The Office of Compliance Inspections and Examinations (OCIE) of the Securities and Exchange Commission has issued a risk alert concerning privacy notices and protections in connection with Regulation S-P, 17 CFR §248, Subpart A and related regulatory releases, in order to assist advisers and broker-dealers in adopting and implementing to adopt effective policies and procedures to safeguard customer records and information.
The Risk Alert sets out common Regulation S-P compliance issues observed by OCIE staff. These include:
- Failure to provide privacy and opt-out notices, and inadequate explanation of the registrant’s policies and procedures
- Lack of written policies and procedures;
- Policies not reasonably designed to safeguard customer information, or inadequately implemented.

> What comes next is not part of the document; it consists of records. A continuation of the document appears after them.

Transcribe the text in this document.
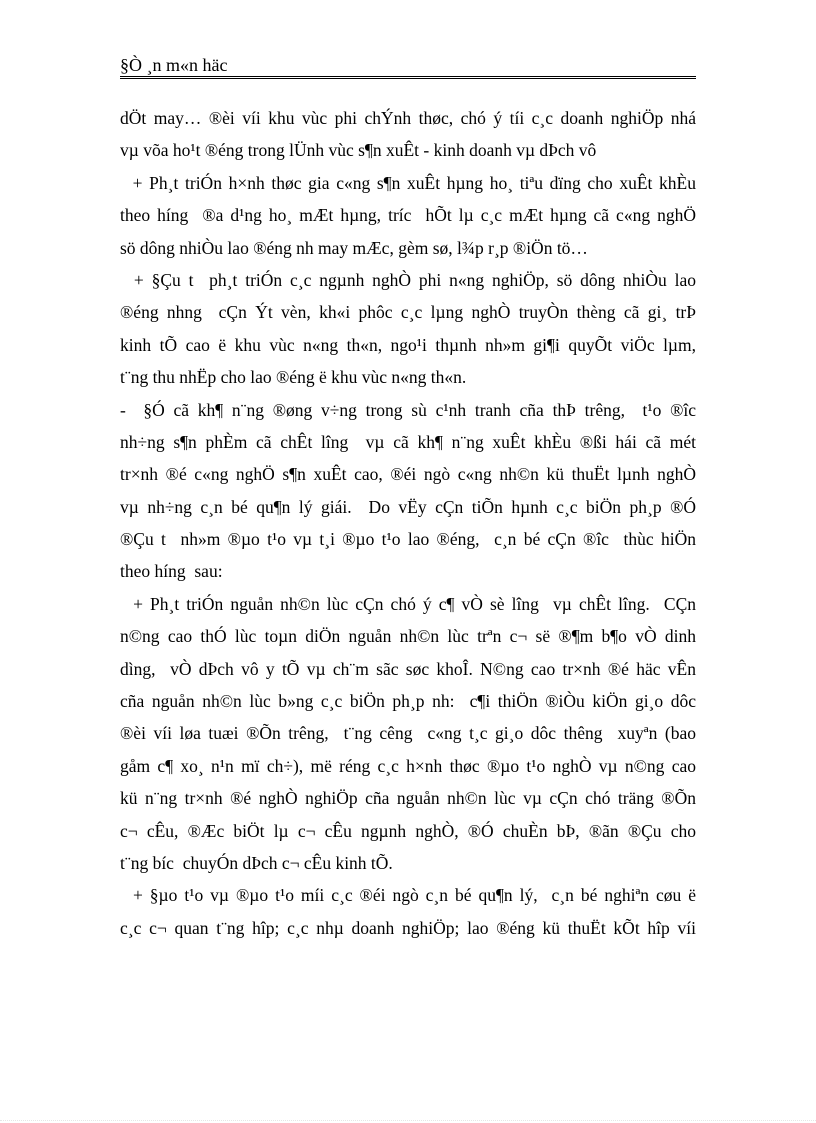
§Ò ¸n m«n häc
dÖt may… ®èi víi khu vùc phi chÝnh thøc, chó ý tíi c¸c doanh nghiÖp nhá
vµ võa ho¹t ®éng trong lÜnh vùc s¶n xuÊt - kinh doanh vµ dÞch vô
+ Ph¸t triÓn h×nh thøc gia c«ng s¶n xuÊt hµng ho¸ tiªu dïng cho xuÊt khÈu
theo híng  ®a d¹ng ho¸ mÆt hµng, tríc  hÕt lµ c¸c mÆt hµng cã c«ng nghÖ
sö dông nhiÒu lao ®éng nh may mÆc, gèm sø, l¾p r¸p ®iÖn tö…
+ §Çu t  ph¸t triÓn c¸c ngµnh nghÒ phi n«ng nghiÖp, sö dông nhiÒu lao
®éng nhng  cÇn Ýt vèn, kh«i phôc c¸c lµng nghÒ truyÒn thèng cã gi¸ trÞ
kinh tÕ cao ë khu vùc n«ng th«n, ngo¹i thµnh nh»m gi¶i quyÕt viÖc lµm,
t¨ng thu nhËp cho lao ®éng ë khu vùc n«ng th«n.
-  §Ó cã kh¶ n¨ng ®øng v÷ng trong sù c¹nh tranh cña thÞ trêng,  t¹o ®îc
nh÷ng s¶n phÈm cã chÊt lîng  vµ cã kh¶ n¨ng xuÊt khÈu ®ßi hái cã mét
tr×nh ®é c«ng nghÖ s¶n xuÊt cao, ®éi ngò c«ng nh©n kü thuËt lµnh nghÒ
vµ nh÷ng c¸n bé qu¶n lý giái.  Do vËy cÇn tiÕn hµnh c¸c biÖn ph¸p ®Ó
®Çu t  nh»m ®µo t¹o vµ t¸i ®µo t¹o lao ®éng,  c¸n bé cÇn ®îc  thùc hiÖn
theo híng  sau:
+ Ph¸t triÓn nguån nh©n lùc cÇn chó ý c¶ vÒ sè lîng  vµ chÊt lîng.  CÇn
n©ng cao thÓ lùc toµn diÖn nguån nh©n lùc trªn c¬ së ®¶m b¶o vÒ dinh
dìng,  vÒ dÞch vô y tÕ vµ ch¨m sãc søc khoÎ. N©ng cao tr×nh ®é häc vÊn
cña nguån nh©n lùc b»ng c¸c biÖn ph¸p nh:  c¶i thiÖn ®iÒu kiÖn gi¸o dôc
®èi víi løa tuæi ®Õn trêng,  t¨ng cêng  c«ng t¸c gi¸o dôc thêng  xuyªn (bao
gåm c¶ xo¸ n¹n mï ch÷), më réng c¸c h×nh thøc ®µo t¹o nghÒ vµ n©ng cao
kü n¨ng tr×nh ®é nghÒ nghiÖp cña nguån nh©n lùc vµ cÇn chó träng ®Õn
c¬ cÊu, ®Æc biÖt lµ c¬ cÊu ngµnh nghÒ, ®Ó chuÈn bÞ, ®ãn ®Çu cho
t¨ng bíc  chuyÓn dÞch c¬ cÊu kinh tÕ.
+ §µo t¹o vµ ®µo t¹o míi c¸c ®éi ngò c¸n bé qu¶n lý,  c¸n bé nghiªn cøu ë
c¸c c¬ quan t¨ng hîp; c¸c nhµ doanh nghiÖp; lao ®éng kü thuËt kÕt hîp víi
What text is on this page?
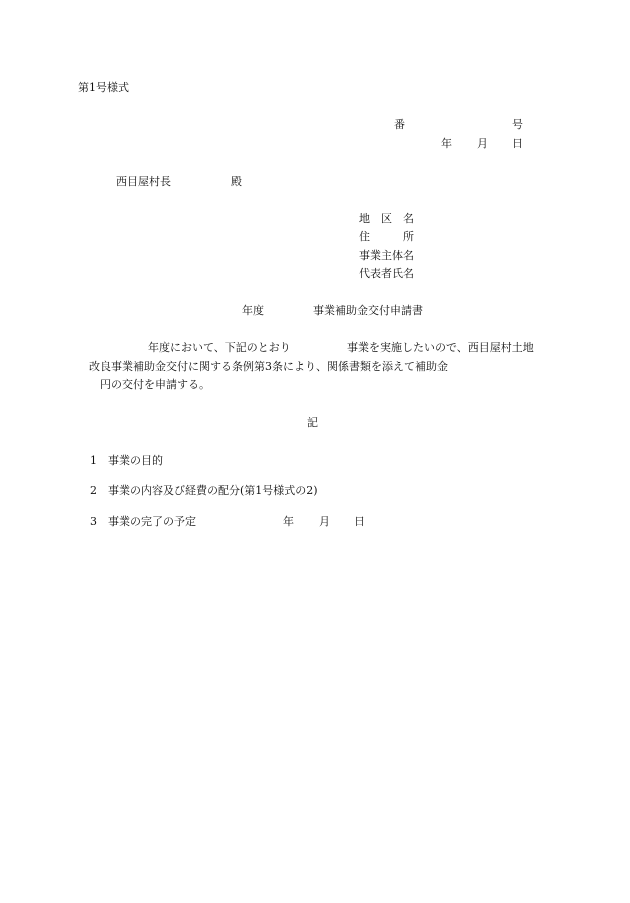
第1号様式
番	号
年 月 日
西目屋村長	殿
地　区　名
住　　　所
事業主体名
代表者氏名
年度	事業補助金交付申請書
年度において、下記のとおり	事業を実施したいので、西目屋村土地
改良事業補助金交付に関する条例第3条により、関係書類を添えて補助金
円の交付を申請する。
記
1 事業の目的
2 事業の内容及び経費の配分(第1号様式の2)
3 事業の完了の予定	年 月 日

The OCIE staff found that some registrants’ employees maintained customer information on their personal laptops, although no policies and procedures were in place to safeguard the information. The Risk Alert also points to deficiencies in safeguarding personally identifiable information communicated electronically; the use of unsecure networks, and storage in unsecure locations; failure to require outside vendors to keep customer information confidential in violation of comply with the registrants’ information security policies and procedures; inadequate training for registrants’ employees on encryption, password-protection and the use of other methods to safeguard customer information; failure to maintain an inventory of all systems on which a registrant maintains customer information; the dissemination of customer login credentials more broadly than authorized by the registrants’ policies; failure to devise adequate incident response plans; and failure to curtail access for employees that had left the firm.